3D scene representations have gained immense popularity in recent years. Methods that use Neural Radiance fields are versatile for traditional tasks such as novel view synthesis. In recent times, some work has emerged that aims to extend the functionality of NeRF beyond view synthesis, for semantically aware tasks such as editing and segmentation using 3D feature field distillation from 2D foundation models. However, these methods have two major limitations: (a) they are limited by the rendering speed of NeRF pipelines, and (b) implicitly represented feature fields suffer from continuity artifacts reducing feature quality. Recently, 3D Gaussian Splatting has shown state-of-the-art performance on real-time radiance field rendering. In this work, we go one step further: in addition to radiance field rendering, we enable 3D Gaussian splatting on arbitrary-dimension semantic features via 2D foundation model distillation. This translation is not straightforward: naively incorporating feature fields in the 3DGS framework encounters significant challenges, notably the disparities in spatial resolution and channel consistency between RGB images and feature maps. We propose architectural and training changes to efficiently avert this problem. Our proposed method is general, and our experiments showcase novel view semantic segmentation, language-guided editing and segment anything through learning feature fields from state-of-the-art 2D foundation models such as SAM and CLIP-LSeg. Across experiments, our distillation method is able to provide comparable or better results, while being significantly faster to both train and render. Additionally, to the best of our knowledge, we are the first method to enable point and bounding-box prompting for radiance field manipulation, by leveraging the SAM model. Project website at: https://feature-3dgs.github.io/

Figures (10)

• Figure 1: An overview of our method. We adopt the same 3D Gaussian initialization from sparse SfM point clouds as utilized in 3DGS, with the addition of an essential attribute: the semantic feature. Our primary innovation lies in the development of a Parallel N-dimensional Gaussian Rasterizer, complemented by a convolutional speed-up module as an optional branch. This configuration is adept at rapidly rendering arbitrarily high-dimensional features without sacrificing downstream performance.
• Figure 2: Novel view semantic segmentation (LSeg) results on scenes from Replica dataset straub2019replica and LLFF dataset mildenhall2019local. (a) We show examples of original images in training views together with the ground-truth feature visualizations. (b) We compare the qualitative segmentation results using our Feature 3DGS with the NeRF-DFF kobayashi2022decomposing.
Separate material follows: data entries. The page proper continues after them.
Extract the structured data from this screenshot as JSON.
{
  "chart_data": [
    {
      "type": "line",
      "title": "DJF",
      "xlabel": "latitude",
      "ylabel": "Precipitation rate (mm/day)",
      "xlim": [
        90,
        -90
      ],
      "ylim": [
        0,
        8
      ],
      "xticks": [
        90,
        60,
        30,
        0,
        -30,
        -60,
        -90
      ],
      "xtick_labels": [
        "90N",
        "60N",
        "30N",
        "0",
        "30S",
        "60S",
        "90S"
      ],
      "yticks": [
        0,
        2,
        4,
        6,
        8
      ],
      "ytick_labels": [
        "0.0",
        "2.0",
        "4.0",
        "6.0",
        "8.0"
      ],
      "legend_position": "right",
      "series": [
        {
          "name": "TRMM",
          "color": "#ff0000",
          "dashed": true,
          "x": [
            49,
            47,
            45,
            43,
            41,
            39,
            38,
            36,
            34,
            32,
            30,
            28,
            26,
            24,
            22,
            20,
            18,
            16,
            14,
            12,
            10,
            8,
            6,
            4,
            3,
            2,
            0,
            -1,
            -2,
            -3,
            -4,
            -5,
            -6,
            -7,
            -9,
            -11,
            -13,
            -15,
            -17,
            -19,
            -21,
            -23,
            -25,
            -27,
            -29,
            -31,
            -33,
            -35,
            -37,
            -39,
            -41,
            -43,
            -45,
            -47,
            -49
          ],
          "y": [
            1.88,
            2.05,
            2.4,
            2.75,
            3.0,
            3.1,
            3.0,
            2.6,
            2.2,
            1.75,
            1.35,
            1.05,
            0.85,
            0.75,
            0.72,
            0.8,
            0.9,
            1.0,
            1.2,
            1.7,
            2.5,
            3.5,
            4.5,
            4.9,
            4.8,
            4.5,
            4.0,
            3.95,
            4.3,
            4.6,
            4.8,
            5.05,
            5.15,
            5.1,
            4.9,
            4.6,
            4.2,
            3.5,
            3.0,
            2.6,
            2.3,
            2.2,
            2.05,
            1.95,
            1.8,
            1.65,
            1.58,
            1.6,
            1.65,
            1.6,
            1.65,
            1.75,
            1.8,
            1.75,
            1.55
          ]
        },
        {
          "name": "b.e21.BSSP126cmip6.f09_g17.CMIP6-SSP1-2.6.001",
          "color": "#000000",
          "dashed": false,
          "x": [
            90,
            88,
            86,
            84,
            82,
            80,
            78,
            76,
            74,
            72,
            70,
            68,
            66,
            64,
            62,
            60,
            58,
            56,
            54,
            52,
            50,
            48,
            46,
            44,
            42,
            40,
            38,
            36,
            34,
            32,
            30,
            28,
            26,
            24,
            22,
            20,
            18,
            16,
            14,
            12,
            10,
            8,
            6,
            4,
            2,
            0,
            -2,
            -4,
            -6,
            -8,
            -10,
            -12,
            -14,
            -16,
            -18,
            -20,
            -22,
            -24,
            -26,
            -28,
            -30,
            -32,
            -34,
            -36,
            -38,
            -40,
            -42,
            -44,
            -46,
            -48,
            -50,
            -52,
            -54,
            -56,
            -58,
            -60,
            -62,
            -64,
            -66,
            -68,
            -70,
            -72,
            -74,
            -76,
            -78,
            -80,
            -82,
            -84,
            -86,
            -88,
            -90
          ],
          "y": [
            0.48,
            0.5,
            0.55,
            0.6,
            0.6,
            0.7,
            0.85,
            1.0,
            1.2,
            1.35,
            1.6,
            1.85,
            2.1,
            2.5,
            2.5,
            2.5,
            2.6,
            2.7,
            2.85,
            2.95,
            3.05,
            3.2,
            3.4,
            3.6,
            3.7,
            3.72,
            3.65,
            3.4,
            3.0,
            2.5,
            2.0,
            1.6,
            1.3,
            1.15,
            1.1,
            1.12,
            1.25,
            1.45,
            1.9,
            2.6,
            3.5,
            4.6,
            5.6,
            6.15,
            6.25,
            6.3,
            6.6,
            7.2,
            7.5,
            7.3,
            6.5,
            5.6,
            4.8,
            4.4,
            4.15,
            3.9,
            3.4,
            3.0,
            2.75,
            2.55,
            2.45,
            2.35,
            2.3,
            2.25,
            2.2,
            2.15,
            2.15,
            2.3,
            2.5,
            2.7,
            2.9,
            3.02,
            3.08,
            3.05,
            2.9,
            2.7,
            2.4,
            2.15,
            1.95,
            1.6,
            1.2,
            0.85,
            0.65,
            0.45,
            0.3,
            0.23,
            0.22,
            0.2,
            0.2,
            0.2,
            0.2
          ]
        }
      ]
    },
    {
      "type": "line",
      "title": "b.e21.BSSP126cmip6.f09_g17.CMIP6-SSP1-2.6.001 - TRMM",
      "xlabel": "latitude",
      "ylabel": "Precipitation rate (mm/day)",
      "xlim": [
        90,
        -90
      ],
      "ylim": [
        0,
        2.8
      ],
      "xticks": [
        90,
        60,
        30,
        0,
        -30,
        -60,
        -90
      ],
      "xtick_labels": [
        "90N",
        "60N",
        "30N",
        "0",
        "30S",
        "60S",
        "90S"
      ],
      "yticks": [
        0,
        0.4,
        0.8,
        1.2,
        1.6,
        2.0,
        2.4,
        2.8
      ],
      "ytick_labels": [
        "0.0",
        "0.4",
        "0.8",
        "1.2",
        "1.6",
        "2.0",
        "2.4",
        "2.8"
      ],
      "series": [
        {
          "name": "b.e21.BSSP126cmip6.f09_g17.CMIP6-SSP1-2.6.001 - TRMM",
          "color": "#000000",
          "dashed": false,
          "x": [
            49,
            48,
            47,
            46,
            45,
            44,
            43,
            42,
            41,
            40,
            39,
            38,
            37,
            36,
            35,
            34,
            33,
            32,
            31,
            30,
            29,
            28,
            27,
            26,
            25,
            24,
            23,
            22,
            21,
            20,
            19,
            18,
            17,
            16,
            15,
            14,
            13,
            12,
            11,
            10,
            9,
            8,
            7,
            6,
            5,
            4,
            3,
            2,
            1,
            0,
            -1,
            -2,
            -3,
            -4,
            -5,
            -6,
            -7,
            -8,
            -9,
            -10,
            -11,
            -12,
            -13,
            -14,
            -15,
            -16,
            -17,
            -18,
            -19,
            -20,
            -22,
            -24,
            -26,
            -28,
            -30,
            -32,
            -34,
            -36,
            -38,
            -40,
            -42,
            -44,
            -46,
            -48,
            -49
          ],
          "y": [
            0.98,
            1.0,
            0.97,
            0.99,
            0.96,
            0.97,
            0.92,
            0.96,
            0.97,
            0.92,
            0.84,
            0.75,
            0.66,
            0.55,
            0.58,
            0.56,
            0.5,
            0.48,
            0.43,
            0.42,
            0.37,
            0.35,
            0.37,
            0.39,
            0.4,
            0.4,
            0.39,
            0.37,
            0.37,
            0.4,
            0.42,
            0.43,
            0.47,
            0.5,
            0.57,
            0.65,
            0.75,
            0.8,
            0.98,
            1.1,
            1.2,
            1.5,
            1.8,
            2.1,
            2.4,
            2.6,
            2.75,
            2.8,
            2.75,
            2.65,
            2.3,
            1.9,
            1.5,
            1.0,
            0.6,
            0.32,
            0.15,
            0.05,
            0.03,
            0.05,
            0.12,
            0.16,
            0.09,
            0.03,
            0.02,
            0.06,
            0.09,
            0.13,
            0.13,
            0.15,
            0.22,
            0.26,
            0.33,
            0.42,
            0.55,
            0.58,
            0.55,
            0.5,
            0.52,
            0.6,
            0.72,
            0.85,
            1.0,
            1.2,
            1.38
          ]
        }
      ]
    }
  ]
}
Our inference is 1.66$\times$ faster when rendered feature $dim = 128$. Our method demonstrates more fine-grained segmentation results with higher-quality feature maps.
• Figure 3: Comparison of SAM segmentation results obtained by (a) naively applying the SAM encoder-decoder module to a novel-view rendered image with (b) directly decoding a rendered feature. Our method is up to $1.7\times$ faster in total inference speed including rendering and segmentation while preserving the quality of segmentation masks. Scene from hedman2018deep.
• Figure 4: Novel view segmentation (SAM) results compared with NeRF-DFF. (Upper) NeRF-DFF method presents lower-quality segmentation masks - note the failure on segmenting the cup from the bear and the coarse-grained mask boundary on the bear's leg in box-prompted results. (Lower) Our method provides higher-quality masks with more fine-grained segmentation details. Scene from kerr2023lerf.
• Figure 5: Demonstration of results with various language-guided edit operations by querying the 3D feature field and comparison with NeRF-DFF (a) We compare our edit results with NeRF-DFF method on the sample dataset provided by NeRF-DFF kobayashi2022decomposing. Note that our method outperforms NeRF-DFF method by extracting the entire banana hidden by an apple in the original image and with less floaters in the background. (b) We demonstrate results with deletion and appearance modification on different targets. Note that the car is deleted with background preserved, and the appearance of the leaves changes with the appearance of the stop sign remained the same.